Nancy was born in New York as Anne Frances Robbins.  She moved to Chicago when her mother married Dr. Loyal Davis - a top neurosurgeon in the city. He eventually formally adopted her and she changed her name to Nancy Davis.

“I think living in Chicago it must have been a really sort of heavy experience for her she really enjoyed it, she made friends and she was very social,” said the Executive Vice President and Chief Historian Russell Lewis with the Chicago History Museum.

In the fifth grade Nancy started going to the prestigious "Girls Latin School of Chicago." A school spokesperson says she was a wonderful example of grace and poise and was very supportive of the school.

As a student she was involved in student government, played field hockey and performed on stage. When Nancy was a senior she had the lead role in a play - which seemed to foreshadow her most famous role. The name of the play was "First Lady."

She left Illinois for college in Massachusetts, but returned to Chicago after graduation. 

“Came back in 1943 and worked in Chicago for a couple of years at Marshall Field’s as a clerk and she did some nursing aid work and then she finally found work as an actress,” said Lewis.

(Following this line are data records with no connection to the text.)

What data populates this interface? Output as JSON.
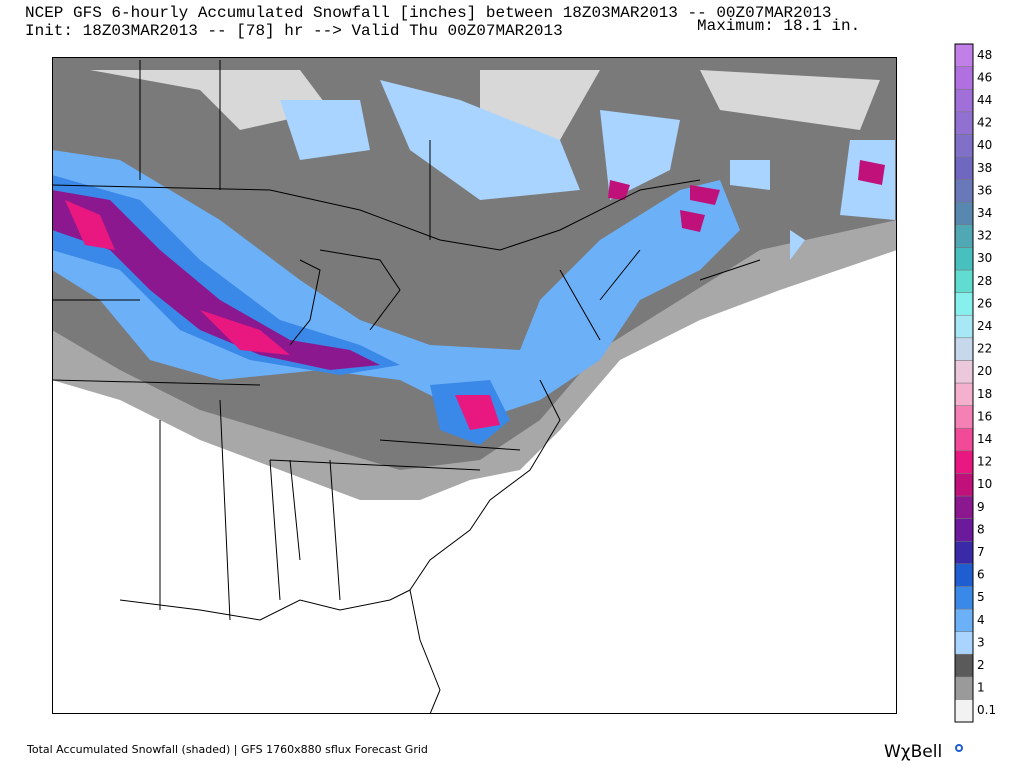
{
  "header": {
    "title": "NCEP GFS 6-hourly Accumulated Snowfall [inches] between 18Z03MAR2013 -- 00Z07MAR2013",
    "subtitle": "Init: 18Z03MAR2013 -- [78] hr --> Valid Thu 00Z07MAR2013",
    "maximum": "Maximum:  18.1 in."
  },
  "colorbar": {
    "labels": [
      "0.1",
      "1",
      "2",
      "3",
      "4",
      "5",
      "6",
      "7",
      "8",
      "9",
      "10",
      "12",
      "14",
      "16",
      "18",
      "20",
      "22",
      "24",
      "26",
      "28",
      "30",
      "32",
      "34",
      "36",
      "38",
      "40",
      "42",
      "44",
      "46",
      "48"
    ],
    "colors": [
      "#f2f2f2",
      "#9a9a9a",
      "#5a5a5a",
      "#a8d4ff",
      "#6cb0f8",
      "#3a88e8",
      "#1e5ed0",
      "#3a2aa8",
      "#6a1a9a",
      "#8c1890",
      "#c0107a",
      "#e81880",
      "#f04a98",
      "#f480b4",
      "#f4b0cc",
      "#ecc8dc",
      "#c8d8ec",
      "#a8e8f4",
      "#88f0ec",
      "#60dcd0",
      "#48c0c0",
      "#50a8b4",
      "#5888b0",
      "#6878b8",
      "#7068c0",
      "#8070c8",
      "#9070d0",
      "#a070d8",
      "#b070e0",
      "#c080e8"
    ]
  },
  "footer": {
    "caption": "Total Accumulated Snowfall (shaded) | GFS 1760x880 sflux Forecast Grid",
    "logo": "WχBell"
  }
}
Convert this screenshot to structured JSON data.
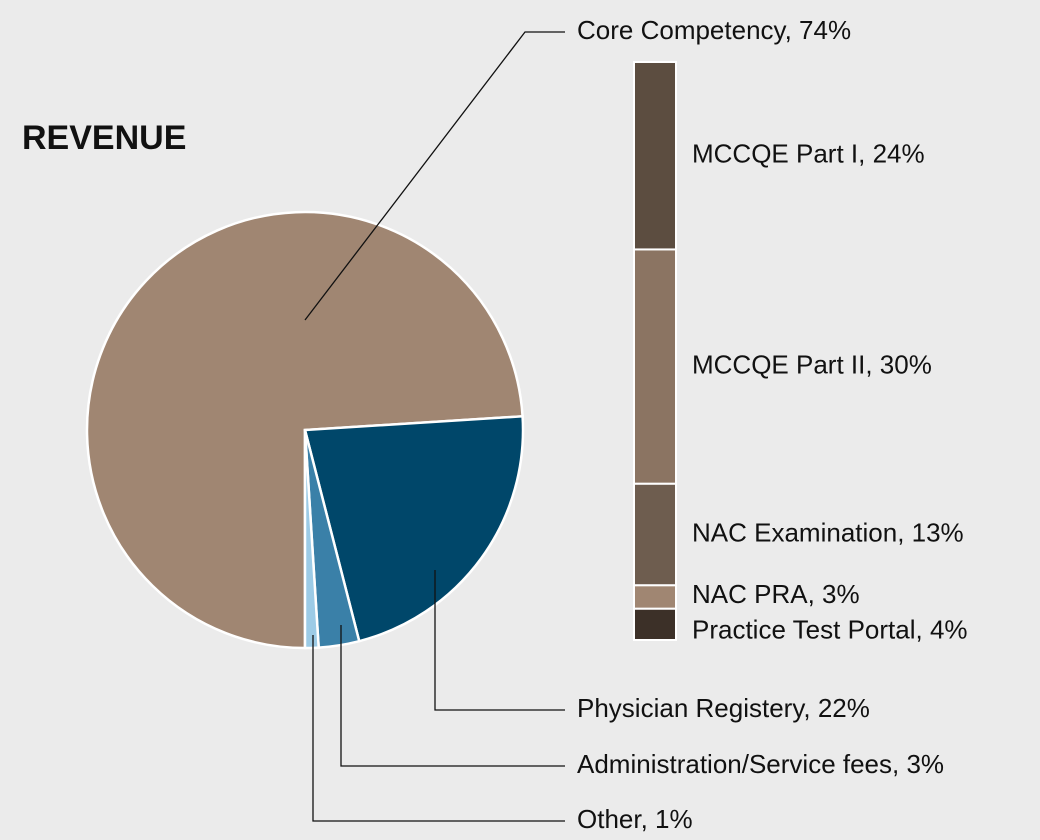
{
  "chart_data": {
    "type": "bar-of-pie",
    "title": "REVENUE",
    "pie": {
      "labels": [
        "Core Competency, 74%",
        "Physician Registery, 22%",
        "Administration/Service fees, 3%",
        "Other, 1%"
      ],
      "values": [
        74,
        22,
        3,
        1
      ],
      "colors": [
        "#a08672",
        "#00476a",
        "#3a80a8",
        "#9ccbe6"
      ]
    },
    "bar": {
      "labels": [
        "MCCQE Part I, 24%",
        "MCCQE Part II, 30%",
        "NAC Examination, 13%",
        "NAC PRA, 3%",
        "Practice Test Portal, 4%"
      ],
      "values": [
        24,
        30,
        13,
        3,
        4
      ],
      "colors": [
        "#5c4d40",
        "#8b7462",
        "#6e5d4f",
        "#a08672",
        "#3c3028"
      ]
    }
  }
}
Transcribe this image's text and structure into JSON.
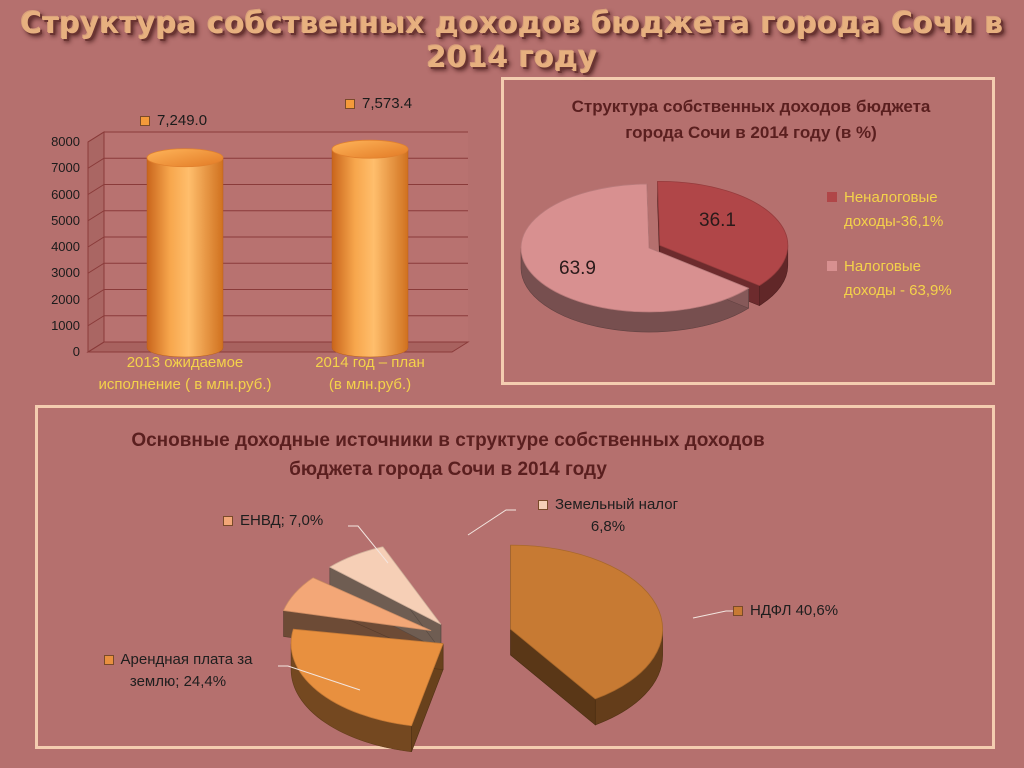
{
  "slide": {
    "title": "Структура собственных доходов бюджета города Сочи в 2014 году"
  },
  "colors": {
    "background": "#b5706e",
    "panel_border": "#f4cdb0",
    "bar_fill": "#f49a3a",
    "label_yellow": "#f4d24a",
    "title_dark": "#5a1f1f"
  },
  "chart_data": [
    {
      "type": "bar",
      "style": "3d-cylinder",
      "categories": [
        "2013 ожидаемое исполнение ( в млн.руб.)",
        "2014 год – план (в млн.руб.)"
      ],
      "category_lines": [
        [
          "2013 ожидаемое",
          "исполнение ( в млн.руб.)"
        ],
        [
          "2014 год – план",
          "(в млн.руб.)"
        ]
      ],
      "values": [
        7249.0,
        7573.4
      ],
      "data_labels": [
        "7,249.0",
        "7,573.4"
      ],
      "ylim": [
        0,
        8000
      ],
      "yticks": [
        0,
        1000,
        2000,
        3000,
        4000,
        5000,
        6000,
        7000,
        8000
      ],
      "grid": true,
      "title": "",
      "xlabel": "",
      "ylabel": ""
    },
    {
      "type": "pie",
      "style": "3d-exploded",
      "title": "Структура собственных доходов бюджета города Сочи  в 2014 году (в %)",
      "title_lines": [
        "Структура собственных доходов бюджета",
        "города Сочи  в 2014 году (в %)"
      ],
      "slices": [
        {
          "label": "Неналоговые доходы-36,1%",
          "label_lines": [
            "Неналоговые",
            "доходы-36,1%"
          ],
          "value": 36.1,
          "data_label": "36.1",
          "color": "#b04648"
        },
        {
          "label": "Налоговые доходы - 63,9%",
          "label_lines": [
            "Налоговые",
            "доходы - 63,9%"
          ],
          "value": 63.9,
          "data_label": "63.9",
          "color": "#d89090"
        }
      ],
      "legend": "right"
    },
    {
      "type": "pie",
      "style": "3d-exploded",
      "title": "Основные доходные источники в структуре собственных доходов бюджета города Сочи в 2014 году",
      "title_lines": [
        "Основные доходные источники в структуре собственных доходов",
        "бюджета города Сочи в 2014 году"
      ],
      "slices": [
        {
          "label": "НДФЛ 40,6%",
          "label_lines": [
            "НДФЛ 40,6%"
          ],
          "value": 40.6,
          "color": "#c77a33"
        },
        {
          "label": "Арендная плата за землю; 24,4%",
          "label_lines": [
            "Арендная плата за",
            "землю; 24,4%"
          ],
          "value": 24.4,
          "color": "#e8903f"
        },
        {
          "label": "ЕНВД; 7,0%",
          "label_lines": [
            "ЕНВД; 7,0%"
          ],
          "value": 7.0,
          "color": "#f3a777"
        },
        {
          "label": "Земельный налог 6,8%",
          "label_lines": [
            "Земельный налог",
            "6,8%"
          ],
          "value": 6.8,
          "color": "#f6cfb6"
        }
      ],
      "legend": "data-labels-with-leaders"
    }
  ]
}
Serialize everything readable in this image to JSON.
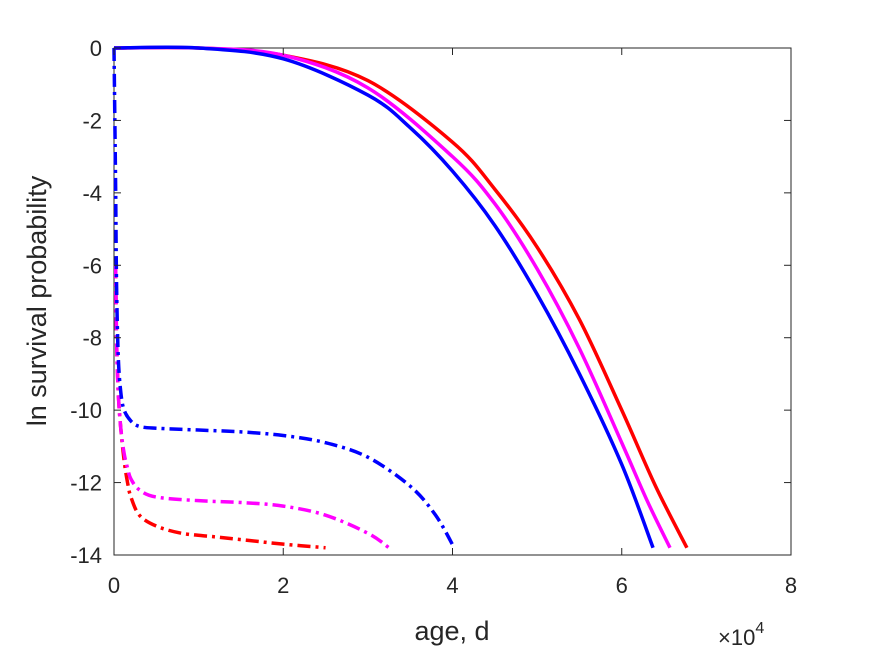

She then eventually moved to California to be an actress, met Ronald Reagan and would become the wife of the 40th president of the United States.

“This is a tragic loss for our nation she was a wonderful First Lady,” said Illinois Governor Bruce Rauner. “She was a pillar of strength for her husband Ronald Reagan, one of the greatest American presidents in U.S. history.  Our thoughts and prayers go out to her family.”

The school shared with us a quote from the 1939 yearbook about the First Lady:
                                                                       
A quote from the 1939 yearbook about Mrs. Reagan:                                                              
“Nancy’s social perfection is a constant source of amazement. She is invariably becomingly and suitably dressed. She can talk, and even better listen intelligently, to anyone from her little kindergarten partner of the Halloween party, to the grandmother of one of her friends. Even in the seventh grade, when we rst began to mingle with the male of the species, Nancy was completely poised. While the rest of us huddled self-consciously on one side of the room, casting surreptitious glances at the men, aged thirteen, opposite us, Nancy actually crossed the yawning emptiness separating the two groups and serenely began a conversation – with a boy.”